Sheridan owns a captive insurance company located in the Cayman Islands. Insurance companies are subject to government regulation, the primary purpose of which is generally to protect policyholders and not necessarily to protect creditors and investors. The nature and extent of such regulation typically involve such items as: standards of solvency and minimum amounts of statutory capital surplus that must be maintained, regulation of reinsurance, methods of accounting and filing of annual and other reports with respect to financial condition and other matters. Such regulation may increase Sheridan’s costs of regulatory compliance, restrict its ability to access cash held in its captive insurance company and otherwise impede its ability to take actions it deems advisable. Insurance regulators and other regulatory agencies regularly reexamine existing laws and regulations applicable to insurance companies and their products. Changes in these laws and regulations, or in interpretations thereof, are often made for the benefit of the consumer at the expense of the insurer and could materially and adversely affect Sheridan’s business, results of operations or financial condition. The use of captive insurance companies in particular has come under scrutiny by insurance regulators in the United States. Any regulatory action that prohibits or limits Sheridan’s use of or materially increases its cost of using its captive reinsurance company, either retroactively or prospectively, could have a material adverse effect on its financial condition or results of operations.

The reserves Sheridan establishes with respect to its losses covered under its insurance programs are subject to inherent uncertainties.

In connection with its insurance programs, Sheridan establishes reserves for losses and related expenses, which represent estimates involving actuarial and statistical projections, at a given point in time, of its expectations of the ultimate resolution and administration costs of losses it has incurred in respect of its liability risks. Insurance reserves inherently are subject to uncertainty. Sheridan’s reserves are based on historical claims, demographic factors, industry trends, severity and exposure factors and other actuarial assumptions calculated by an independent actuary firm. The independent actuary firm performs studies of projected ultimate losses on an annual basis and provides quarterly updates to those projections.
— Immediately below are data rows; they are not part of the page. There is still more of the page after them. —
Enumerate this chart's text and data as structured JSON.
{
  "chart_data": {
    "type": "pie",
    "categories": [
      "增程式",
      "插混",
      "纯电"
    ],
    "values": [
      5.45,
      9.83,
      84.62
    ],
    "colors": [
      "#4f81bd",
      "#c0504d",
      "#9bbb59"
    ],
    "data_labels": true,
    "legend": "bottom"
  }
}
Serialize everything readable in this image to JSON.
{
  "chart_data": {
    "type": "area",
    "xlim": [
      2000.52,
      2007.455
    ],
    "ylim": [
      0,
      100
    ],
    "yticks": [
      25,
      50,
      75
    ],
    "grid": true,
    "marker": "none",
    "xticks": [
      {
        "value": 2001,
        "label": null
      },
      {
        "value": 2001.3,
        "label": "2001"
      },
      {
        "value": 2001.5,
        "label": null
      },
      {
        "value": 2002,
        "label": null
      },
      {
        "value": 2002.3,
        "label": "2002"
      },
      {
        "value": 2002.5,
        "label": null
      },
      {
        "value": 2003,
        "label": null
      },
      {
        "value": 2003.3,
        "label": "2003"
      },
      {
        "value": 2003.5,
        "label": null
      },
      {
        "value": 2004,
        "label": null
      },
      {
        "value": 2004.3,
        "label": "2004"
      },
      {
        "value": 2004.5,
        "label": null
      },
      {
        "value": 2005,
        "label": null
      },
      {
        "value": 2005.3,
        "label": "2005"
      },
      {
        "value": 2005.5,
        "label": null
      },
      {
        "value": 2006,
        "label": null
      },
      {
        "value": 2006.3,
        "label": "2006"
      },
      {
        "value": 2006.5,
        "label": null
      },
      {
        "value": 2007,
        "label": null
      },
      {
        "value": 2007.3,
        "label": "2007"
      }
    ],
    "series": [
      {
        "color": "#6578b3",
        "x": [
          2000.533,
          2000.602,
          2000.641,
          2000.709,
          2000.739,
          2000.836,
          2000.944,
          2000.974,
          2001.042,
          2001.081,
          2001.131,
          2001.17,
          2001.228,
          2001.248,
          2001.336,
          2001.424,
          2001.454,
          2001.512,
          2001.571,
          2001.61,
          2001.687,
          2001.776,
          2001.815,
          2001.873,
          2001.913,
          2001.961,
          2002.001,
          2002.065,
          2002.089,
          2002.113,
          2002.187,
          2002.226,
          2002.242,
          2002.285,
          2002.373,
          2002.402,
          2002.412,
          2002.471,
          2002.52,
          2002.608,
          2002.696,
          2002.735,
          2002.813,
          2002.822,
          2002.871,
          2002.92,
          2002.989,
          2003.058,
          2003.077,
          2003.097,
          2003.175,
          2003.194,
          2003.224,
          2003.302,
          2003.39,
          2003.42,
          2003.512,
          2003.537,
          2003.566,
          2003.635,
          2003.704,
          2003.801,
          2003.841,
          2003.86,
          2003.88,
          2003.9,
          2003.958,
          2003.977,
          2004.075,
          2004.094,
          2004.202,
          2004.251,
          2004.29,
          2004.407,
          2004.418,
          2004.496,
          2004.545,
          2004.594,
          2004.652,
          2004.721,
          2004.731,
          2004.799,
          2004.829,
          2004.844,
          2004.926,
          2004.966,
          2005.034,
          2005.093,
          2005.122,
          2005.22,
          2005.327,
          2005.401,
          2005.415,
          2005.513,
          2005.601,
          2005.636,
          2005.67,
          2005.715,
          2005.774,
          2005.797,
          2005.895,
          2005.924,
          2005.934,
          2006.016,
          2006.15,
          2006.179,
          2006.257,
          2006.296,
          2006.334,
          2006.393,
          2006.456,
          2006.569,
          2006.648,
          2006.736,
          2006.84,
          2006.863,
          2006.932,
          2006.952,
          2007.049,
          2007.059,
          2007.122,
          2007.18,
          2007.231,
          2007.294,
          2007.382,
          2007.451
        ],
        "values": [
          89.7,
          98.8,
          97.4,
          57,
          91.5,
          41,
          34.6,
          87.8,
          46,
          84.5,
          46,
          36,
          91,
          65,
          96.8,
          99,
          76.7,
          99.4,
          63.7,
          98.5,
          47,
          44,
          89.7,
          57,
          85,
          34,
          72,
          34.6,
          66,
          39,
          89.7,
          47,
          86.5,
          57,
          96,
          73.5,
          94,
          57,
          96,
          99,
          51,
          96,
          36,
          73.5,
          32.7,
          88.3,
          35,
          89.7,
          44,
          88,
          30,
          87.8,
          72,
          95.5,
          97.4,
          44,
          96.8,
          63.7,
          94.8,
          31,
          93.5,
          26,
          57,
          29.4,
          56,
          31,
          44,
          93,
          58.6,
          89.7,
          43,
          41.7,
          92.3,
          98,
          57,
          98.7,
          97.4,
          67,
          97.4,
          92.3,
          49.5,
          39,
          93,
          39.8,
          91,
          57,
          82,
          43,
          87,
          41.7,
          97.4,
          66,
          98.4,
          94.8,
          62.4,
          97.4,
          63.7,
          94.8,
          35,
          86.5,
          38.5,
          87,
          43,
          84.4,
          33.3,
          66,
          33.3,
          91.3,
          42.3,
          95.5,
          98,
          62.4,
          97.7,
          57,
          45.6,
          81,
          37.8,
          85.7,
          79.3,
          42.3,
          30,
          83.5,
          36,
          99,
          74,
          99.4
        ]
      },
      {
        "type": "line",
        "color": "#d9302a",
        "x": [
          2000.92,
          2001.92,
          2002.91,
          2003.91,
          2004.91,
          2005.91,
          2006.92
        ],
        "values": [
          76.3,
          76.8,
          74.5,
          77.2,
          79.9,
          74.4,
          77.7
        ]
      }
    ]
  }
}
Sheridan refers to these actuarial estimates as part of the process by which it determines appropriate reserves. Sheridan’s reserves could be significantly affected if current and future occurrences differ from historical claim trends and expectations. While Sheridan monitors claims closely when it estimates reserves, the complexity of claims and the wide range of potential outcomes may hamper timely adjustments to the assumptions it uses in these estimates. Actual losses and related expenses may deviate, individually and in the aggregate, from the reserve estimates reflected in Sheridan’s combined consolidated financial statements. If Sheridan determines that its estimated reserves are inadequate, it will be required to increase reserves at the time of the determination, which would result in a reduction in its net income in the period in which the deficiency is determined.